VIENNA, Austria – Gastric cancer (GC) is one of the most aggressive oncologic diseases, with a 5 year median survival of 25%. Surgery remains the only curative option, although with a high recurrence rate. “Different strategies have been proposed, including pre and post-operative chemo and chemo radiotherapy, to improve the outcome of these potentially curable patients,” said Professor Josep Tabernero, Head of the Medical Oncology Department at Vall d’Hebron University Hospital, Barcelona, Spain, member of the ESMO Executive Board.
“While the benefit of chemo and radiotherapy in these patients is clear, the best sequence remains unclear,” he continued. “Pre-operative strategies play with the advantage of downstaging as well as potential micrometastasis eradication. In this sense, the TOPGEAR trial presented at the ECC2015 congress analyses whether giving the most complete strategy upfront translates into a survival benefit”.1
Still today peri-operative chemo radiotherapy is the standard of care in Europe, while post-operative chemo radiotherapy is the standard of care in North America, and post-operative chemotherapy is the preferred option in Asia.
The peri-operative choice has been based on the robust data from two phase III clinical trials, as Tabernero explains. “The MAGIC study randomised patients to receive peri-operative chemotherapy with epirubicin, cisplatin and 5-FU or not, and showed an improvement in the 5 year overall survival from 23% to 36% favouring those that did receive the peri-operative treatment. Furthermore, the FFCD 9703 study showed similar gain with peri-operative cisplatin and 5-FU, besides providing data of a high rate of R0 within the patients receiving chemotherapy.”
Another phase III trial which was run in parallel, the EORTC 40954, could not demonstrate a statistically significant benefit in terms of survival, probably due to the poor recruitment. “However, it did show more small tumours and R0 resection in the patients within the peri-operative chemotherapy arm,” he continued.
Recent studies supported post-operative chemo radiotherapy as a standard of care. “In the INT 0116 study patients were randomised to receive or not treatment with 5-FU and radiotherapy after surgery,” Tabernero said. “It was a positive trial, showing a benefit in median survival, from 27 to 35 months.

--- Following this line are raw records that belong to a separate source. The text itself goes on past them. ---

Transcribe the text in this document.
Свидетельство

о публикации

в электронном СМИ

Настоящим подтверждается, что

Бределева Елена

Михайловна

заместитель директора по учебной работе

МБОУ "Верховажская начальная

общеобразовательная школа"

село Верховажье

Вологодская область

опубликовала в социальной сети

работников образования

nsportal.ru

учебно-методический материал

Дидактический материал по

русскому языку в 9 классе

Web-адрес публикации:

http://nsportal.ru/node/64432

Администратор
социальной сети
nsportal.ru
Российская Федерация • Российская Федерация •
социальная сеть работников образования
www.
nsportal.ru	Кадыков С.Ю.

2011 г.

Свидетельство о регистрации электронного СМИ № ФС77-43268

The results of the ACTS-GT and the CLASSIC trials also demonstrated a clear benefit of this strategy, by adding post-operative chemotherapy with S-1 and with capecitabine and oxaliplatin respectively.”
Taking into account these results, and by considering firstly the downstaging power of chemotherapy and radiotherapy, and secondly the better tolerance of these treatments when administered before surgery, Tabernero said: “The TOPGEAR trial compares a control arm, with the MAGIC approach (epirubicin, cisplatin and 5-FU), with the experimental arm, which includes 2 cycles of the same chemotherapy regimen followed by chemo radiotherapy with 5-FU. After surgery, both groups receive the same chemotherapy treatment used in the MAGIC trial.”
Tabernero concluded: “Briefly, the safety profile shows very similar toxicity between the two arms. Therefore the experimental approach is completely feasible. Now we will have to wait for the efficacy in order to know the benefit of this more intense peri-operative strategy. By answering the question of the multimodality sequence, the results of this trial will help to unify the treatment of local and locally advanced gastric cancer around the world. The challenge then would be where to incorporate targeted strategies considering the heterogeneity of these tumours.”
1Abstract presented at ECC 2015, held 25–29 September in Vienna, Austria:
2200: TOPGEAR: A randomized phase II/III trial of perioperative ECF chemotherapy versus preoperative chemoradiation plus perioperative ECF chemotherapy for resectable gastric cancer. Interim results from an international, intergroup trial of the AGITG/TROG/NCIC CTG/EORTC. T. Leong, Australia. Tuesday 29th September 2015 – 08:30-10:50 Proffered Paper Session HALL C2
Information contained in this commentary was provided by the interviewee.